Итак, о вечерних чтениях. Они кончались всегда в строго определенное время (в девять часов), после чего Пулин прощался с нами, подходя по очереди к каждой кровати и целуя каждого в щеку. У моей кровати он как будто задерживался дольше других (вероятно потому, что я был самый младший, но мне хотелось думать: самый любимый). «Пулин», — говорил я ему, и он отвечал: «Тс-с…» Это был как будто наш сговор об особенной взаимной любви. После Пулина подходила прощаться Мамочка — мягкая, душистая, очень своя. Я всегда норовил коснуться ресницами оправы ее очков. Как бы мы ни нагрешили за день, вечер был наш, и эта прощальная ласка — наша… Потом в детской гасили лампу, прикрутив фитиль и подув на него, и губы дующего на мгновение высвечивались особенно ярко. Волшебный запах, погасшего фитиля долго еще плавал в воздухе, и как будто из этого запаха возникало ночное мерцанье лампадки…
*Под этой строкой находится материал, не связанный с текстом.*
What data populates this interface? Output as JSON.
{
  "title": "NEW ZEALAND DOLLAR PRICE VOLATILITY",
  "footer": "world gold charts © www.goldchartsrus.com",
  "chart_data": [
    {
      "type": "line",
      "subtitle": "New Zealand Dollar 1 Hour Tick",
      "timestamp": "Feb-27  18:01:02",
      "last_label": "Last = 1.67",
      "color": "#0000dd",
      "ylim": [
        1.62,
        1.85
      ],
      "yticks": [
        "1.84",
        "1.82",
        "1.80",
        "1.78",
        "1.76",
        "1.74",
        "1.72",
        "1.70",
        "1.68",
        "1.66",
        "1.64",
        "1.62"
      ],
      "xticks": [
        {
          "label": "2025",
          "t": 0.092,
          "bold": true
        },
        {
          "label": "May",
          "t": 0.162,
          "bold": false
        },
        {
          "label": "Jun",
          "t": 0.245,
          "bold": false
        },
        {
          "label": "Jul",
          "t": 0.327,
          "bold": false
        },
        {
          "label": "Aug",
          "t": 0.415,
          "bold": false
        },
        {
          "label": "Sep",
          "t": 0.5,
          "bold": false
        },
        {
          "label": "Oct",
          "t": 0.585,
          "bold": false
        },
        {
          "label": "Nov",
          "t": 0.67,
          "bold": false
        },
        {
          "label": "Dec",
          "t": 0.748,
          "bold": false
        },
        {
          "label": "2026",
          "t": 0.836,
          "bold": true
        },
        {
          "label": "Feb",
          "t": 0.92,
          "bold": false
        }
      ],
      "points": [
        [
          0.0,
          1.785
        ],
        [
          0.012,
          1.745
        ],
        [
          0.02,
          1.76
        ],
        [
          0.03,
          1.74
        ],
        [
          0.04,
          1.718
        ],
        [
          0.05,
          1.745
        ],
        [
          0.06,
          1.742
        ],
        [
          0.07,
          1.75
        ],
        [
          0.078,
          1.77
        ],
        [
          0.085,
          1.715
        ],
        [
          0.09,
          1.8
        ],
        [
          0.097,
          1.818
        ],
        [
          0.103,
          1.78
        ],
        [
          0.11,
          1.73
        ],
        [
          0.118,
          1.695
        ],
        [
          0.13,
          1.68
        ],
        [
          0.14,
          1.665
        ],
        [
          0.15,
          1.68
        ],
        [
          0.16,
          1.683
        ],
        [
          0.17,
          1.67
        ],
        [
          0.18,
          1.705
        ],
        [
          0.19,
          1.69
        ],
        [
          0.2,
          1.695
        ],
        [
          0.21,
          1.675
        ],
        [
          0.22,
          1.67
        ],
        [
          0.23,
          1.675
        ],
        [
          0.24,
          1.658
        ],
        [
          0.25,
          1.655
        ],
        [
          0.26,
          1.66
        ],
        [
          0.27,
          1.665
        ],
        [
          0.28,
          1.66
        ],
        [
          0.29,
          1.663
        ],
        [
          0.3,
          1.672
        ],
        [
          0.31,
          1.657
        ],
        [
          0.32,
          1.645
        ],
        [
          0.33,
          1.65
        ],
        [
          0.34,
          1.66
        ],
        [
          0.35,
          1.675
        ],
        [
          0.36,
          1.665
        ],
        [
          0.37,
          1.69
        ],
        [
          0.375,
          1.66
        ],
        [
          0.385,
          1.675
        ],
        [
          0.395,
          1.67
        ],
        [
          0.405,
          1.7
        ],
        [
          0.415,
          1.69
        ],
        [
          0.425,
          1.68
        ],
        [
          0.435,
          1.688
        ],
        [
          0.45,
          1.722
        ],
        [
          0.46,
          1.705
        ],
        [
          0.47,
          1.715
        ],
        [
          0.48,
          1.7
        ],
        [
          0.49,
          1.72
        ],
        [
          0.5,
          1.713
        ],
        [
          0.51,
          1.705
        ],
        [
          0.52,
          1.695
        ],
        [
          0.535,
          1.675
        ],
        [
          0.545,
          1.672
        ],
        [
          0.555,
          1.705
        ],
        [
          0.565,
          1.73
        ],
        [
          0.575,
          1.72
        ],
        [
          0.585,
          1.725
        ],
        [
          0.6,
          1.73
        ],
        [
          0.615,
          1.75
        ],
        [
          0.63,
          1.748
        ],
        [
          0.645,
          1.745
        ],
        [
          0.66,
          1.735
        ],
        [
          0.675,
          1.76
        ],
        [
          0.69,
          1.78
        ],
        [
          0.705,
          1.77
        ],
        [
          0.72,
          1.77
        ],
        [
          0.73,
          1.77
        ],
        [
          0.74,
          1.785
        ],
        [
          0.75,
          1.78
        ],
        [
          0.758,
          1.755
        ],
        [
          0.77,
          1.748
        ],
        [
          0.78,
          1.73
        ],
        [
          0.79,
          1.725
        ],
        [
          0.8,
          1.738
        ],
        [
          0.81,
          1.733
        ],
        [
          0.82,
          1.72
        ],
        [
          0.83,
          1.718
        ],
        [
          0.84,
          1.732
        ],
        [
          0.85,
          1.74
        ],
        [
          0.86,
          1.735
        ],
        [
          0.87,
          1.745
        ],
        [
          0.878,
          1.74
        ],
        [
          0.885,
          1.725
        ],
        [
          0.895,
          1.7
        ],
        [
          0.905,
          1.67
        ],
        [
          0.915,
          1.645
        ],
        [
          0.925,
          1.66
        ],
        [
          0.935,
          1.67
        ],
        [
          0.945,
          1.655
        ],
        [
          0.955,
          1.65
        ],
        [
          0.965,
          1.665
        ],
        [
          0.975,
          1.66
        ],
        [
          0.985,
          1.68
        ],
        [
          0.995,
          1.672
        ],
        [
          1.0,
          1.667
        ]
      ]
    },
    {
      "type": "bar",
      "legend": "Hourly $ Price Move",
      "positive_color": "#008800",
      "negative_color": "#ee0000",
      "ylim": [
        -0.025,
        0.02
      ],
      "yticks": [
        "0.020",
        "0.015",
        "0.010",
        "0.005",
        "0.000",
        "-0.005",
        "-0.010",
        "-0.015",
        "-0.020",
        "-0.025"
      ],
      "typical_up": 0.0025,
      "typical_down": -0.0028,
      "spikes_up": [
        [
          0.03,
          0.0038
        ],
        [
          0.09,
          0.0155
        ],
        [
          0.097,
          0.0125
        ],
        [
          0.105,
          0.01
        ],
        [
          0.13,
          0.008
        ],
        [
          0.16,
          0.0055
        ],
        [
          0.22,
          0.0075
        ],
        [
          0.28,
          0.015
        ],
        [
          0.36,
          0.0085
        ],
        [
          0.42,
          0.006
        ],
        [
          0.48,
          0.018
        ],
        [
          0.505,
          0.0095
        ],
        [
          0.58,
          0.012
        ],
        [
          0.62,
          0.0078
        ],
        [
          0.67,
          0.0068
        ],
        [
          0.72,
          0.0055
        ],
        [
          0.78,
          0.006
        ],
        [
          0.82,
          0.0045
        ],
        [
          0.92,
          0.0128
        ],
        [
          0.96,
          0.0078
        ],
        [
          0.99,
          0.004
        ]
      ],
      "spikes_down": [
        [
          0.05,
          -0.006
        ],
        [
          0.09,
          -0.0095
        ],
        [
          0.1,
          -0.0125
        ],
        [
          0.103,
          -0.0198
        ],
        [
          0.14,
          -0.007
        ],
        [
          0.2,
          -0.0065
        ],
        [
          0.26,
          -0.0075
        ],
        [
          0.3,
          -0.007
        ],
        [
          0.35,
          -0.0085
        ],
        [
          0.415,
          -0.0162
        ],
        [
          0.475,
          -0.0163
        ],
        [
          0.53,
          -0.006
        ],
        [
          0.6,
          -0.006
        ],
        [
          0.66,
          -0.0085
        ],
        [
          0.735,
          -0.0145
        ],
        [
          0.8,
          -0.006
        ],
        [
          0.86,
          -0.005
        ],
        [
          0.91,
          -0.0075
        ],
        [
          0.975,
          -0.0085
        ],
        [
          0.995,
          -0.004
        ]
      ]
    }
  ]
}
Было у меня с Пулином и особое, только наше с ним общение. Когда я немного подрос, он начал со мной заниматься математикой privatissime, как он говорил по-латыни. Эти «приватнейшие» уроки, с глазу на глаз, сделали меня тем, кем я впоследствии стал и кем, к сожалению, перестал быть (но это вопрос особый).
Как он гордился моими успехами, как радовался, когда я, окончив университет, был оставлен при кафедре (ему самому научной карьеры сделать не удалось — помешала ранняя женитьба, семья). И как жаль, что до моего профессорства он не дожил… Умер он в двадцать пятом году, еще молодым, по теперешним моим понятиям, от разрыва сердца (теперь сказали бы — от инфаркта). Мамочка ненадолго его пережила, тенью ушла за ним в могилу. В день, когда мне было присуждено звание профессора, я пришел на кладбище и постоял у их общей могилы со шляпой в руках.
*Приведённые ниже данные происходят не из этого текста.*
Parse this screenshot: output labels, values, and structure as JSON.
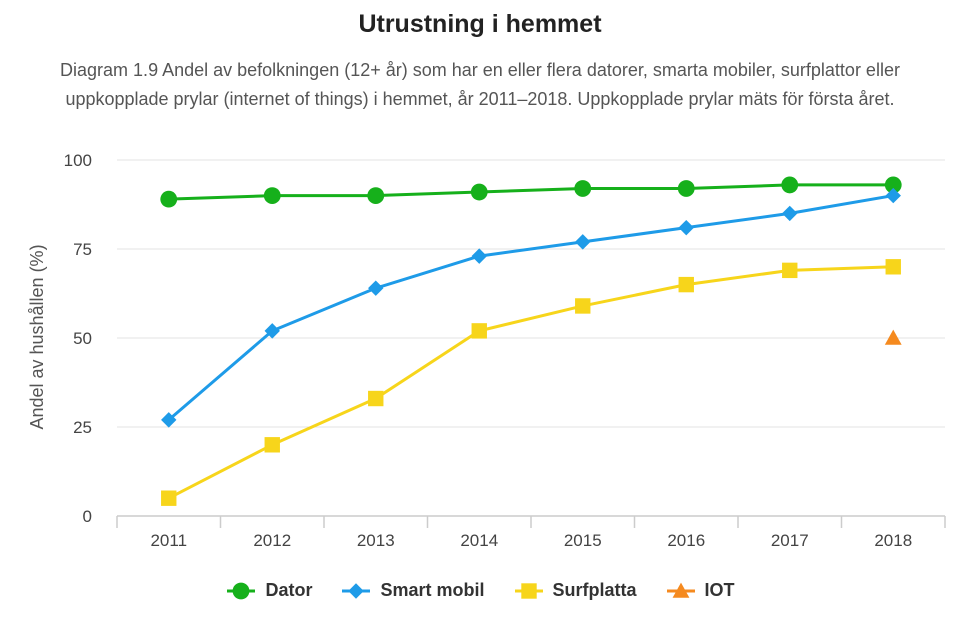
{
  "chart_data": {
    "type": "line",
    "title": "Utrustning i hemmet",
    "subtitle": "Diagram 1.9 Andel av befolkningen (12+ år) som har en eller flera datorer, smarta mobiler, surfplattor eller uppkopplade prylar (internet of things) i hemmet, år 2011–2018. Uppkopplade prylar mäts för första året.",
    "xlabel": "",
    "ylabel": "Andel av hushållen (%)",
    "categories": [
      "2011",
      "2012",
      "2013",
      "2014",
      "2015",
      "2016",
      "2017",
      "2018"
    ],
    "ylim": [
      0,
      100
    ],
    "yticks": [
      "0",
      "25",
      "50",
      "75",
      "100"
    ],
    "grid": true,
    "legend_position": "bottom-center",
    "series": [
      {
        "name": "Dator",
        "color": "#16B01B",
        "marker": "circle",
        "values": [
          89,
          90,
          90,
          91,
          92,
          92,
          93,
          93
        ]
      },
      {
        "name": "Smart mobil",
        "color": "#1E9BE8",
        "marker": "diamond",
        "values": [
          27,
          52,
          64,
          73,
          77,
          81,
          85,
          90
        ]
      },
      {
        "name": "Surfplatta",
        "color": "#F7D51B",
        "marker": "square",
        "values": [
          5,
          20,
          33,
          52,
          59,
          65,
          69,
          70
        ]
      },
      {
        "name": "IOT",
        "color": "#F58A1F",
        "marker": "triangle",
        "values": [
          null,
          null,
          null,
          null,
          null,
          null,
          null,
          50
        ]
      }
    ]
  }
}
Никого и никогда в жизни (даже Нину!) я не любил так исступленно, как любил отца. Он был моим божеством. Его голос, блеск глаз, головы, весь его чистый и крепкий облик представлялись мне совершенством. А больше всего покоряло в нем непостижимое слияние серьезности, глубины и постоянной готовности к смеху.
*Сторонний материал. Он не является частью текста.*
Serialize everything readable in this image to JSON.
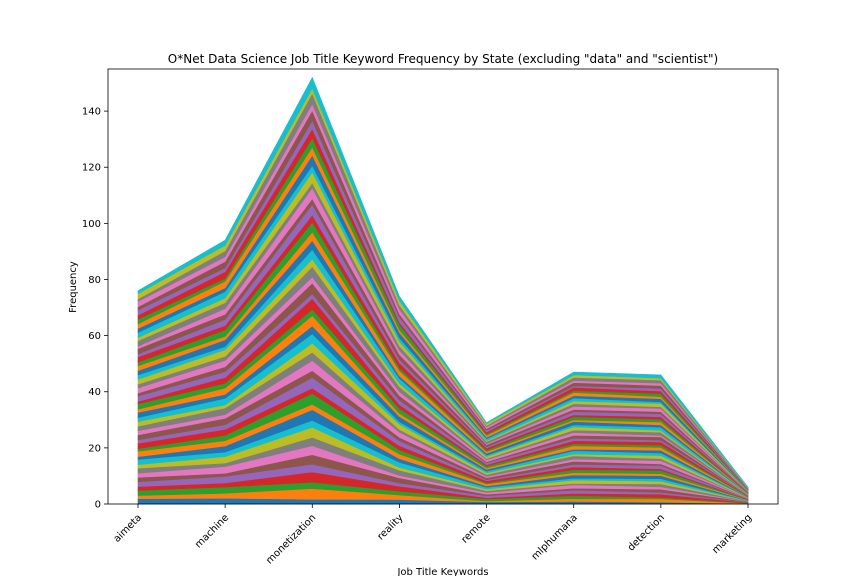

В сущности, он был строгим отцом. Одной поднятой брови Пулина мы боялись больше, чем любых Мамочкиных красноречивых упреков. Она нас иной раз шлепала — он никогда пальцем не трогал. Наказывал нас иначе: пассивностью, неподвижностью, вынужденным бездельем. Вел провинившегося к себе в кабинет, сажал на диван, запретив двигаться и разговаривать, сам же садился за стол заниматься. Для меня это было ужасно, я сидел, уже через минуту весь истомившийся, задыхаясь, полный ропщущих мыслей, но сознавая свою вину. Иногда, не выдержав каторжного безделья, я начинал под шумок таскать конский волос из тела дивана. Пулин поднимал голову — и я замирал. Обои в кабинете были узорчатые, темно-вишневые; до сих пор для меня этот цвет как угрызение совести.